Glaser ended up at a university with a strong design program and enrolled in a course during his first semester.
“I realized it was meant for me and never looked back.”
Becoming the Department of Design Chair
Glaser arrived at TCU in 1987 and was one of two faculty members in the graphic design program at the School of Art. His colleague retired a few years later, and Glaser inherited the title of coordinator of graphic design and oversaw the program’s 40 majors. In this role, Glaser focused on controlled growth in the student and faculty population to build academic excellence, course offerings and mentorship.
By 2014, the graphic design program had 200 majors and six full-time faculty members. Glaser’s goal was to transition the program into a department to support the highly specialized curriculum and continue preparing students for their creative careers beyond TCU.
The Department of Design was founded in the fall of 2015 with Glaser as the department chair. The interior design program joined in the fall of 2019, and the department reached 13 full-time faculty members and almost 300 students.
He is proud of the department’s 100% placement rate, with many seniors securing spots at leading global agencies well before graduation. A senior success story Glaser recalls is Kristen Keiser ’12, who worked for Pentagram Design, the world’s largest independent design firm based in London, New York, Austin and Berlin. “It’s the holy grail of design jobs, and she was hired right out of school, which is unheard of.”
Glaser firmly believes and has always taught his students to remember that “gradual improvement is preferable to delayed perfection.”
Industry Recognition and Awards
The equivalent of academic publishing for graphic design is peer-adjudicated awards. Glaser has earned recognition from almost every global professional venue during his career at TCU. His highlights include receiving awards at the national level from Graphis and the American Advertising Federation (AAF).
Graphis was founded in 1944 in Zürich, Switzerland, and is the oldest and most highly regarded design competition promoting work from leading talents in design, advertising, photography and illustration art. Glaser’s work has been selected for full-page reproduction in multiple volumes of the hardcover, internationally-distributed “Graphis Design Annual.” Glaser also received a National ADDY award from AAF, the advertising industry’s largest competition and highest honor recognizing creative excellence.

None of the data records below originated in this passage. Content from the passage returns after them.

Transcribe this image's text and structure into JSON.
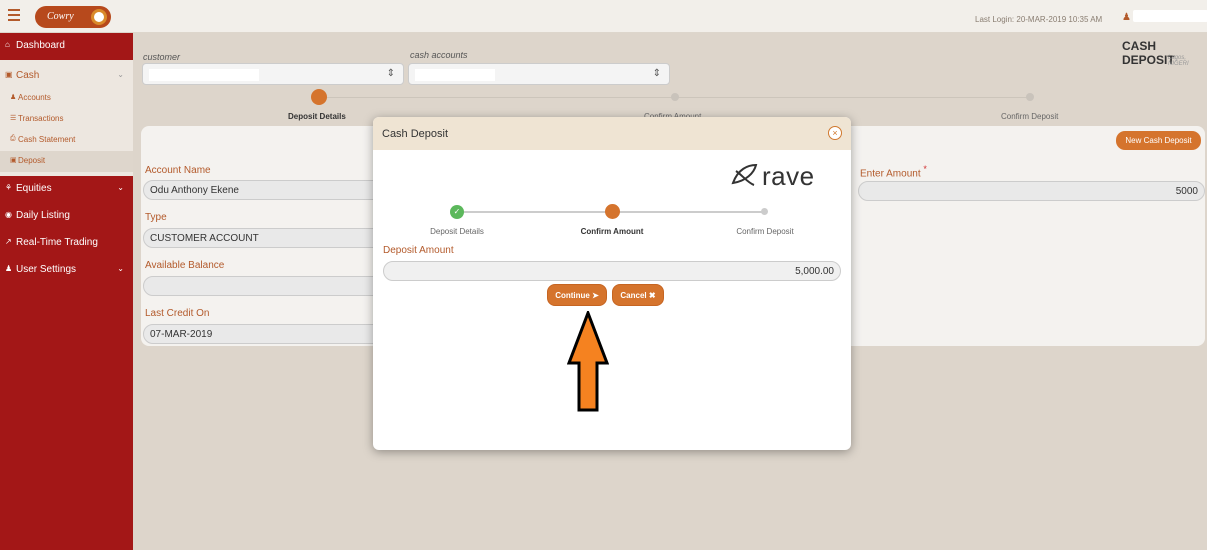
{
  "topbar": {
    "brand": "Cowry",
    "last_login": "Last Login: 20-MAR-2019 10:35 AM",
    "user_icon": "user-icon"
  },
  "sidebar": {
    "items": [
      {
        "label": "Dashboard",
        "icon": "home-icon"
      },
      {
        "label": "Cash",
        "icon": "money-icon"
      },
      {
        "label": "Equities",
        "icon": "cubes-icon"
      },
      {
        "label": "Daily Listing",
        "icon": "compass-icon"
      },
      {
        "label": "Real-Time Trading",
        "icon": "line-chart-icon"
      },
      {
        "label": "User Settings",
        "icon": "user-icon"
      }
    ],
    "cash_sub": [
      {
        "label": "Accounts"
      },
      {
        "label": "Transactions"
      },
      {
        "label": "Cash Statement"
      },
      {
        "label": "Deposit"
      }
    ]
  },
  "page": {
    "title": "CASH DEPOSIT",
    "subtitle": "Lagos, NIGERI",
    "customer_label": "customer",
    "accounts_label": "cash accounts",
    "new_button": "New Cash Deposit"
  },
  "stepper": {
    "steps": [
      "Deposit Details",
      "Confirm Amount",
      "Confirm Deposit"
    ]
  },
  "form": {
    "account_name_label": "Account Name",
    "account_name": "Odu Anthony  Ekene",
    "type_label": "Type",
    "type_value": "CUSTOMER ACCOUNT",
    "balance_label": "Available Balance",
    "balance_value": "",
    "last_credit_label": "Last Credit On",
    "last_credit_value": "07-MAR-2019",
    "enter_amount_label": "Enter Amount",
    "required_mark": "*",
    "enter_amount_value": "5000"
  },
  "modal": {
    "title": "Cash Deposit",
    "close_symbol": "×",
    "brand": "rave",
    "steps": [
      "Deposit Details",
      "Confirm Amount",
      "Confirm Deposit"
    ],
    "amount_label": "Deposit Amount",
    "amount_value": "5,000.00",
    "continue_label": "Continue",
    "cancel_label": "Cancel"
  },
  "colors": {
    "sidebar": "#a31717",
    "accent": "#d5742d",
    "success": "#5cb85c"
  }
}
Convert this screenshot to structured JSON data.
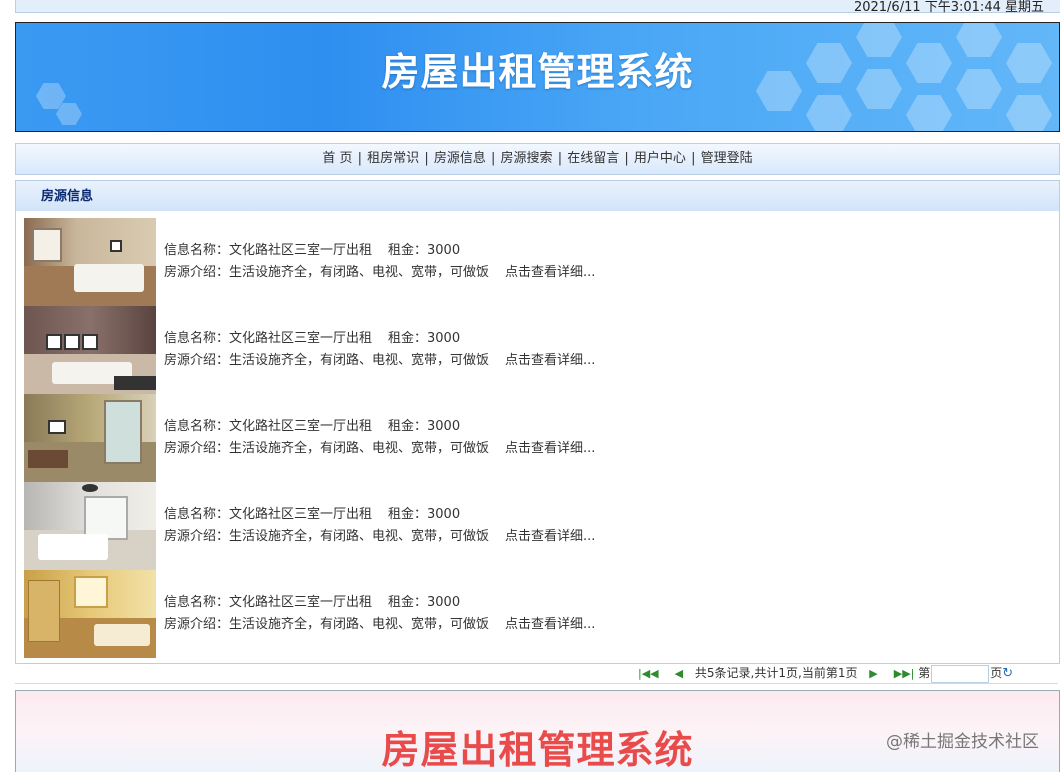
{
  "header": {
    "datetime": "2021/6/11 下午3:01:44  星期五"
  },
  "banner": {
    "title": "房屋出租管理系统"
  },
  "nav": {
    "items": [
      {
        "label": "首 页"
      },
      {
        "label": "租房常识"
      },
      {
        "label": "房源信息"
      },
      {
        "label": "房源搜索"
      },
      {
        "label": "在线留言"
      },
      {
        "label": "用户中心"
      },
      {
        "label": "管理登陆"
      }
    ]
  },
  "panel": {
    "title": "房源信息"
  },
  "listings": [
    {
      "name_line": "信息名称：文化路社区三室一厅出租",
      "rent_line": "租金：3000",
      "desc_line": "房源介绍：生活设施齐全，有闭路、电视、宽带，可做饭",
      "detail_link": "点击查看详细..."
    },
    {
      "name_line": "信息名称：文化路社区三室一厅出租",
      "rent_line": "租金：3000",
      "desc_line": "房源介绍：生活设施齐全，有闭路、电视、宽带，可做饭",
      "detail_link": "点击查看详细..."
    },
    {
      "name_line": "信息名称：文化路社区三室一厅出租",
      "rent_line": "租金：3000",
      "desc_line": "房源介绍：生活设施齐全，有闭路、电视、宽带，可做饭",
      "detail_link": "点击查看详细..."
    },
    {
      "name_line": "信息名称：文化路社区三室一厅出租",
      "rent_line": "租金：3000",
      "desc_line": "房源介绍：生活设施齐全，有闭路、电视、宽带，可做饭",
      "detail_link": "点击查看详细..."
    },
    {
      "name_line": "信息名称：文化路社区三室一厅出租",
      "rent_line": "租金：3000",
      "desc_line": "房源介绍：生活设施齐全，有闭路、电视、宽带，可做饭",
      "detail_link": "点击查看详细..."
    }
  ],
  "pager": {
    "summary": "共5条记录,共计1页,当前第1页",
    "page_prefix": "第",
    "page_suffix": "页",
    "page_input_value": ""
  },
  "footer": {
    "title": "房屋出租管理系统",
    "watermark": "@稀土掘金技术社区"
  },
  "colors": {
    "banner_blue": "#3a9af2",
    "nav_bg": "#d8e8fb",
    "panel_title": "#0b2a72",
    "footer_title": "#e94b4b",
    "pager_icon": "#2e8b2e"
  },
  "icons": {
    "first": "first-page-icon",
    "prev": "prev-page-icon",
    "next": "next-page-icon",
    "last": "last-page-icon",
    "go": "go-refresh-icon"
  }
}
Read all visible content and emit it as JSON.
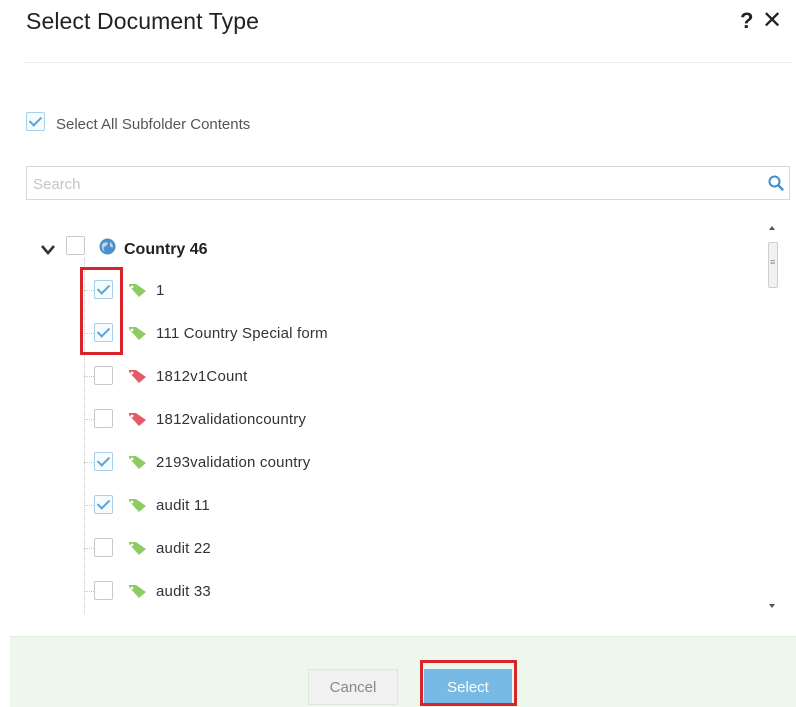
{
  "dialog": {
    "title": "Select Document Type",
    "help_glyph": "?",
    "close_glyph": "✕"
  },
  "select_all": {
    "label": "Select All Subfolder Contents",
    "checked": true
  },
  "search": {
    "placeholder": "Search",
    "value": ""
  },
  "tree": {
    "root": {
      "label": "Country 46",
      "checked": false,
      "expanded": true,
      "icon": "globe-icon"
    },
    "items": [
      {
        "label": "1",
        "checked": true,
        "tag_color": "#8ccc63"
      },
      {
        "label": "111 Country Special form",
        "checked": true,
        "tag_color": "#8ccc63"
      },
      {
        "label": "1812v1Count",
        "checked": false,
        "tag_color": "#e35a68"
      },
      {
        "label": "1812validationcountry",
        "checked": false,
        "tag_color": "#e35a68"
      },
      {
        "label": "2193validation country",
        "checked": true,
        "tag_color": "#8ccc63"
      },
      {
        "label": "audit 11",
        "checked": true,
        "tag_color": "#8ccc63"
      },
      {
        "label": "audit 22",
        "checked": false,
        "tag_color": "#8ccc63"
      },
      {
        "label": "audit 33",
        "checked": false,
        "tag_color": "#8ccc63"
      }
    ]
  },
  "footer": {
    "cancel_label": "Cancel",
    "select_label": "Select"
  },
  "colors": {
    "highlight": "#d9242b",
    "select_button": "#78b9e5",
    "footer_bg": "#eef7ec"
  }
}
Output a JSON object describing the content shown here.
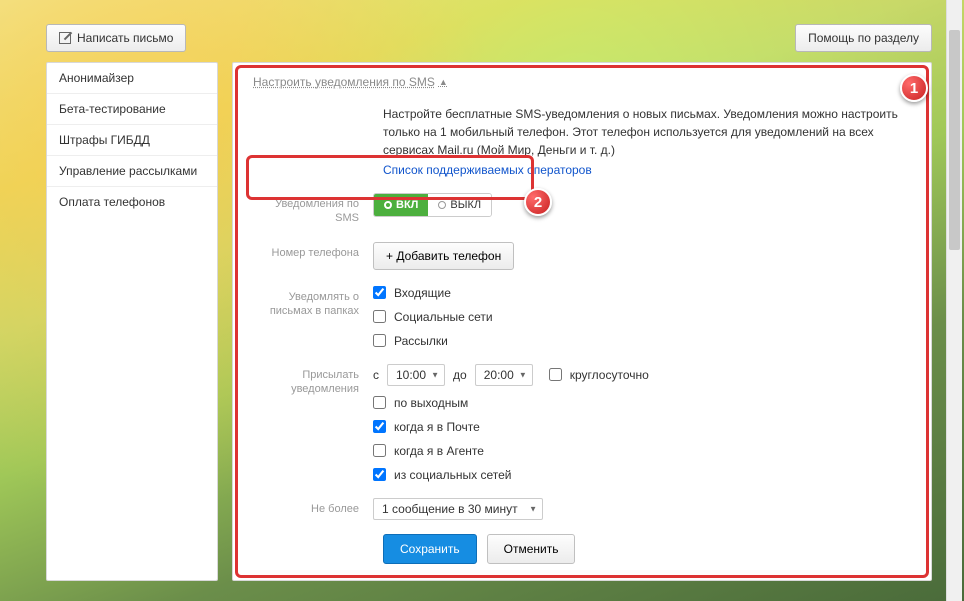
{
  "topbar": {
    "compose": "Написать письмо",
    "help": "Помощь по разделу"
  },
  "sidebar": {
    "items": [
      "Анонимайзер",
      "Бета-тестирование",
      "Штрафы ГИБДД",
      "Управление рассылками",
      "Оплата телефонов"
    ]
  },
  "section": {
    "title": "Настроить уведомления по SMS",
    "desc": "Настройте бесплатные SMS-уведомления о новых письмах. Уведомления можно настроить только на 1 мобильный телефон. Этот телефон используется для уведомлений на всех сервисах Mail.ru (Мой Мир, Деньги и т. д.)",
    "link": "Список поддерживаемых операторов"
  },
  "labels": {
    "sms": "Уведомления по SMS",
    "phone": "Номер телефона",
    "folders": "Уведомлять о письмах в папках",
    "send": "Присылать уведомления",
    "limit": "Не более"
  },
  "toggle": {
    "on": "ВКЛ",
    "off": "ВЫКЛ"
  },
  "buttons": {
    "add_phone": "+  Добавить телефон",
    "save": "Сохранить",
    "cancel": "Отменить"
  },
  "folders": [
    {
      "label": "Входящие",
      "checked": true
    },
    {
      "label": "Социальные сети",
      "checked": false
    },
    {
      "label": "Рассылки",
      "checked": false
    }
  ],
  "time": {
    "from_label": "с",
    "from": "10:00",
    "to_label": "до",
    "to": "20:00",
    "allday": "круглосуточно"
  },
  "send_opts": [
    {
      "label": "по выходным",
      "checked": false
    },
    {
      "label": "когда я в Почте",
      "checked": true
    },
    {
      "label": "когда я в Агенте",
      "checked": false
    },
    {
      "label": "из социальных сетей",
      "checked": true
    }
  ],
  "limit": {
    "value": "1 сообщение в 30 минут"
  },
  "badges": {
    "one": "1",
    "two": "2"
  }
}
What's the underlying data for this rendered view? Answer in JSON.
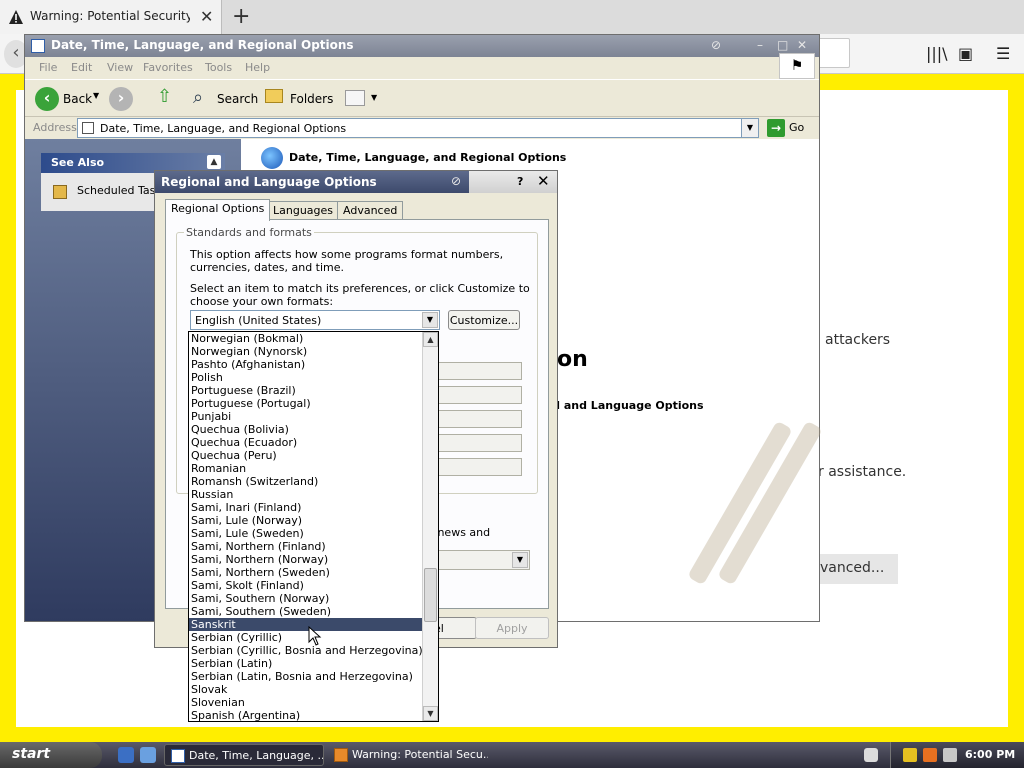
{
  "browser": {
    "tab_title": "Warning: Potential Security Risk Ah",
    "tab_close": "✕",
    "new_tab": "+",
    "page_text_attackers": "attackers",
    "page_text_assistance": "r assistance.",
    "page_button_advanced": "vanced..."
  },
  "window": {
    "title": "Date, Time, Language, and Regional Options",
    "menu": [
      "File",
      "Edit",
      "View",
      "Favorites",
      "Tools",
      "Help"
    ],
    "toolbar": {
      "back": "Back",
      "search": "Search",
      "folders": "Folders"
    },
    "address": {
      "label": "Address",
      "value": "Date, Time, Language, and Regional Options",
      "go": "Go"
    },
    "see_also": {
      "header": "See Also",
      "item": "Scheduled Tasks"
    },
    "content": {
      "title": "Date, Time, Language, and Regional Options",
      "pick_partial": "on",
      "link_partial": "nal and Language Options"
    }
  },
  "dialog": {
    "title": "Regional and Language Options",
    "help": "?",
    "close": "✕",
    "tabs": [
      "Regional Options",
      "Languages",
      "Advanced"
    ],
    "group_label": "Standards and formats",
    "desc1": "This option affects how some programs format numbers, currencies, dates, and time.",
    "desc2": "Select an item to match its preferences, or click Customize to choose your own formats:",
    "selected_format": "English (United States)",
    "customize": "Customize...",
    "location_text": "uch as news and",
    "cancel_partial": "el",
    "apply": "Apply"
  },
  "dropdown": {
    "items": [
      "Norwegian (Bokmal)",
      "Norwegian (Nynorsk)",
      "Pashto (Afghanistan)",
      "Polish",
      "Portuguese (Brazil)",
      "Portuguese (Portugal)",
      "Punjabi",
      "Quechua (Bolivia)",
      "Quechua (Ecuador)",
      "Quechua (Peru)",
      "Romanian",
      "Romansh (Switzerland)",
      "Russian",
      "Sami, Inari (Finland)",
      "Sami, Lule (Norway)",
      "Sami, Lule (Sweden)",
      "Sami, Northern (Finland)",
      "Sami, Northern (Norway)",
      "Sami, Northern (Sweden)",
      "Sami, Skolt (Finland)",
      "Sami, Southern (Norway)",
      "Sami, Southern (Sweden)",
      "Sanskrit",
      "Serbian (Cyrillic)",
      "Serbian (Cyrillic, Bosnia and Herzegovina)",
      "Serbian (Latin)",
      "Serbian (Latin, Bosnia and Herzegovina)",
      "Slovak",
      "Slovenian",
      "Spanish (Argentina)"
    ],
    "highlighted": "Sanskrit"
  },
  "taskbar": {
    "start": "start",
    "tasks": [
      "Date, Time, Language, ...",
      "Warning: Potential Secu..."
    ],
    "clock": "6:00 PM"
  },
  "colors": {
    "firefox_warning_bg": "#ffee00",
    "dropdown_selection": "#3b4a6a",
    "go_button": "#2f9b2f"
  }
}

Lewis Glaser’s Advice to Emerging Graphic Designers
- Follow the golden rule. Treat everyone you encounter the way you would like to be treated. As cornball as that sounds, it is the key to success in business and in life.
- Learn to experiment. Formulate hypotheses, test them and be willing to let go if they don’t work.
- Listen to your professors. Pay attention to everything your professors tell you. They are good at what they do and are here to help you succeed.
- Deliver professional excellence. Put in more than the minimum required effort. Learn to think critically, ask questions and draw conclusions.
- Accept ownership of your work. Take responsibility for your own actions and decisions. When you leave school, no one will care about things being someone else’s fault.